I got my galley copy the other day and let me tell you…it was great! I loved seeing my work bound between two covers. It made everything seem so real, like I was finally a real writer. So I picked up my solid, very real book. I viewed it from different angles, held it up to the light, bit it to be sure it was solid gold (oops, not that last part). It was a glorious experience. All that hard work had finally paid off. I was an author.
And then, I made the mistake of starting to read it…
Oh, dear, I thought to myself as I read along. Did I use the word ‘exceptionally’ too much in this paragraph? Is rear window spelled as two words or is it all one word? Why am I seeing this all now? Why not when I was editing it, for the love of Pete!
That’s the curse of the galley copy. Really, once you have your galley copy, you should only be looking for big mistakes – glaring errors. Because any changes from that point on cost the publisher money. And no one is going to spend money because the author is freaking out about her word choices. And I was definitely freaking out. I e-mailed my publisher at midnight the day I received my book – I couldn’t sleep. “Can I make any changes at this point?” I pleaded. “They’re all very small. Not very noticeable. Except to anyone with eyes, that is!”

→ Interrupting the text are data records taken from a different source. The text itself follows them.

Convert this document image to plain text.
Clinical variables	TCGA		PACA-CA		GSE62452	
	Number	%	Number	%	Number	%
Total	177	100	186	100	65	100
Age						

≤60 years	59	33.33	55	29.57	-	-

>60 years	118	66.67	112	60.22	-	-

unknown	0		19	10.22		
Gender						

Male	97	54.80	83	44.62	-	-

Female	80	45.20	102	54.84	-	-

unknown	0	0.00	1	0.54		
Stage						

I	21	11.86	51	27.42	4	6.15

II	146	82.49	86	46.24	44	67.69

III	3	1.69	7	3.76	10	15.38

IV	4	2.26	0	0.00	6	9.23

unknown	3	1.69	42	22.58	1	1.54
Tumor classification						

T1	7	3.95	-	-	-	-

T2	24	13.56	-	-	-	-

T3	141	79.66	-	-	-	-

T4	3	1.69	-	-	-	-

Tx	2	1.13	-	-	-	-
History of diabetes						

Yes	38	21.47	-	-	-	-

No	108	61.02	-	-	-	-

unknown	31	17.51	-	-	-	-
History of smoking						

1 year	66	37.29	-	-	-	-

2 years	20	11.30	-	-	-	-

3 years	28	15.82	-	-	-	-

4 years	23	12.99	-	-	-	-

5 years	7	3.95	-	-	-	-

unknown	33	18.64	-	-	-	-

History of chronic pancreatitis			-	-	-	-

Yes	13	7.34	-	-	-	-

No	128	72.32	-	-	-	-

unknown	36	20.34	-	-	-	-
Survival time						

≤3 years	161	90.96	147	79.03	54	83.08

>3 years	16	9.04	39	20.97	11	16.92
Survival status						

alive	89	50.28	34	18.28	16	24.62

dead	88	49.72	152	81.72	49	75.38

He said no. Actually, he clarified that no. Unless it’s a big one, he wrote, don’t sweat it. Easy for him to say. He’s not the one with his name on the book! This is my baby! And my baby wasn’t absolutely perfect! What was I going to do?
Okay, I do have a point here. Make sure that when you are done editing, you are done editing. Maybe it’s different when you’re dealing with big publishing companies, but for the little presses, every penny counts. If you’re self-publishing, as well. Though maybe you have the money to fix the mistakes. That’s great. But as my publisher pointed out to me, I could spend forever fixing mistakes, and then my book would never get published. He had a point, even thought it was one I desperately wanted to resist. But, for the sake of money and my sanity, I didn’t.
In summary, I will give you an extra bit of advice… If you find any mistakes in my book, blame my publisher, not me.